You may have heard recent news reports regarding the "Heartbleed" internet security risk. Mid Carolina Credit Union members can rest assured that neither our website, midcarolinacu.com, or our online banking systems were affected. The security of your financial information is our highest priority.
Although the Credit Union does not seem to be affected by this bug, you always need to be weary and vigilant and NEVER give out any personal information until you verify who you are communicating with. Following is some information to help educate you about this new threat and general good practices to help protect your information.
What is Heartbleed and why is it a big deal?
) affects the encryption technology designed to protect online accounts for email, instant messaging and e-commerce. It was discovered by a team of researchers from the Finnish security firm Codenomicon, along with a Google Inc. researcher who was working separately. Heartbleed is not a computer virus, and unlike many cyber security scares it is not limited to a single company or website. Heartbleed is a basic flaw in the security programming that protects roughly half a million different websites, according to one estimate. It’s unclear whether any information has been stolen as a result of Heartbleed, but security experts are particularly worried about the bug because it went undetected for more than two years.
How does it work?
The flaw is in a piece of open source code (called OpenSSL) that is available for anyone and widely used as a way of saving time when programming. The code was written by the open source community, so its precise authorship is unclear. What happens is that when your computer is communicating with a secure website (sites that are https and have the padlock icon), it’s asked to send a “heartbeat” of data to confirm the connection. When that heartbeat is sent, a small amount of the server’s short-term memory, about 64 kilobytes, can leak. While that’s not very much data at one time, and its data chosen at random, the action can be repeated over time to gain many fragments of information without being detected. The information that’s typically in a server’s short-term memory is often quite valuable, things such as user names and passwords, according to Eric Skinner, vice-president at Canadian web security firm Trend Micro.
The site might leak what are known as “session cookies,” Mr. Skinner said, which would allow someone to impersonate an unsuspecting victim on a particular site for a short time. It might also leak a site’s SSL private keys, which would allow a sophisticated user to pretend to be that website and fool other computers into believing they had landed in the right place. The problem affects only the variant of SSL/TLS known as OpenSSL, but that happens to be one of the most common on the Internet.
So if the problem has been identified, it’s been fixed and I have nothing to worry about. Right?
NO. A fixed version of OpenSSL has been released, but it’s up to the individual website administrators to put it into place.
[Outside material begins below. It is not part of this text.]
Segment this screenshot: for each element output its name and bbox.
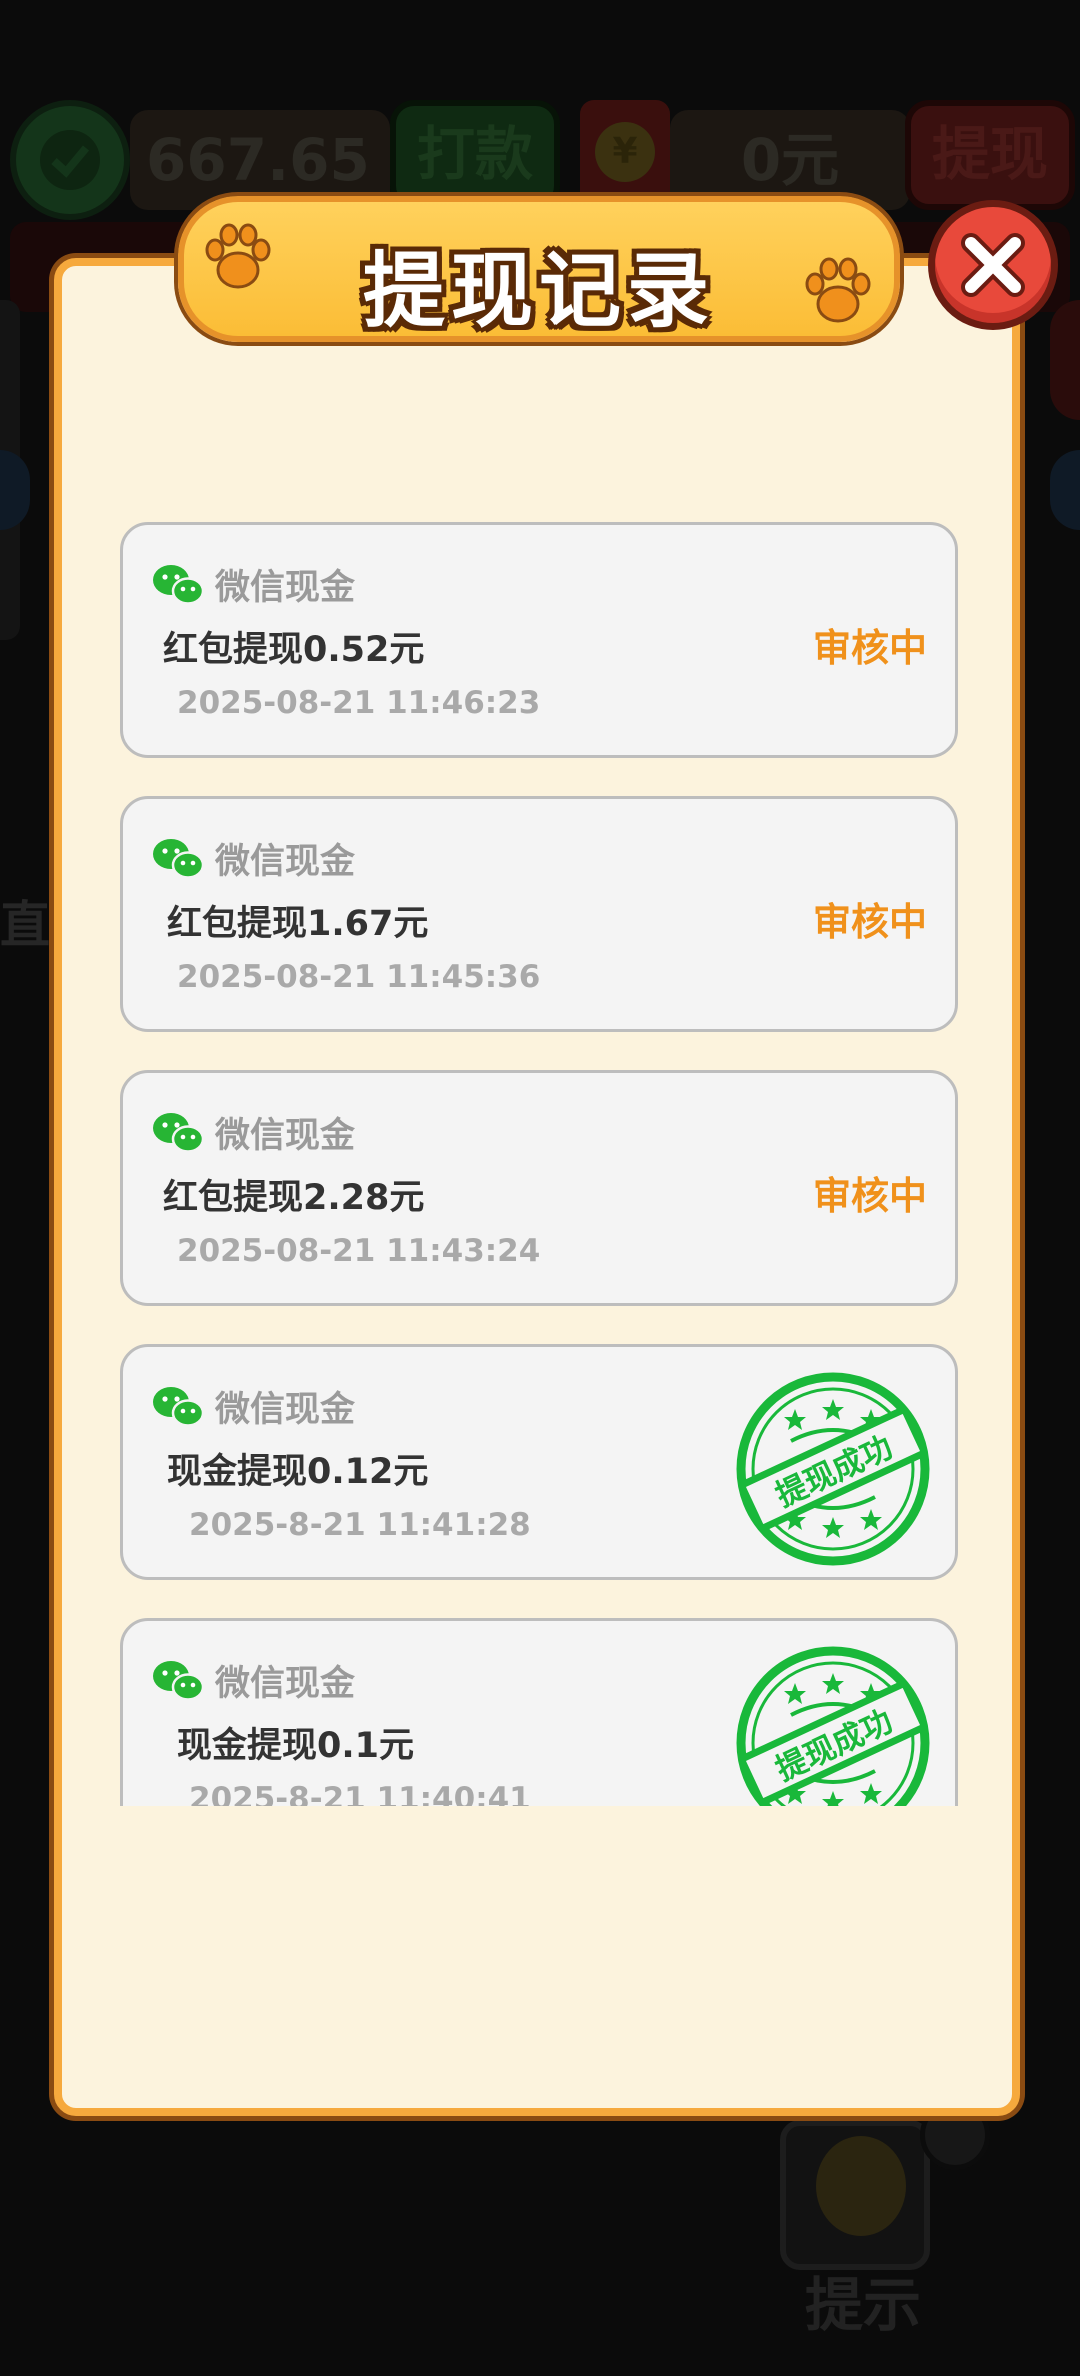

What can I do to protect myself?
Change your passwords, but that won’t do any good until the sites you use adopt the fix. It’s also up to the Internet services affected by the bug to let users know of the potential risks and encourage them to change their passwords. There are several links on the internet providing updates as to which sites are affected and/or have applied the patch. Here is one example of roughly the top 100 US Internet sites. http://www.cnet.com/how-to/which-sites-have-patched-the-heartbleed-bug/
Here are some other tactics identity thieves and hackers use. Watch for and avoid:
1. Any emails from companies imploring you to “click here” to change your password or update your account information
. Companies are learning not to do this precisely because it’s such a common phishing and spear-phishing tactic. You should try to pre-empt any such email
by going straight to the affected websites once they’ve implemented the Heartbleed fix. But if you don’t, or didn’t, and get worried by the email, take the extra few seconds to open up a new tab and (correctly) type the website’s name into your browser.
2. Any phone call that promises to fix your problem but only if you give them passwords, account access or a credit card right now. Phone phishing (or vishing) scammers rely on two things to succeed: your fear that you did something wrong or are in some sort of trouble; and their ability to project authority and the ability to fix it. If someone calls you and wants any information and won’t allow you to get off the phone to call back the customer service number you find on your own, they aren’t legit.
3. Any text message from an unknown number. Don’t open links and pictures or call any numbers you just don’t recognize. Text-message phishers (known as smishers) use our own Fear Of Missing Out (FOMO) to draw us in and take advantage of us.
4. Any calls from weird numbers, especially if your cellphone isn’t widely known. I assume that there are (mostly young) people who often get calls or texts from numbers they don’t know after a night -- or several nights -- out. But for the rest of us, we probably hoard our cellphone numbers closer than most of the rest of our personal information, if only to avoid overage charges. So if you suddenly start getting calls from numbers you don’t know, don’t let the FOMO lead you down the wrong path. Let them leave a voice mail: just because you can pick up doesn’t mean you have to.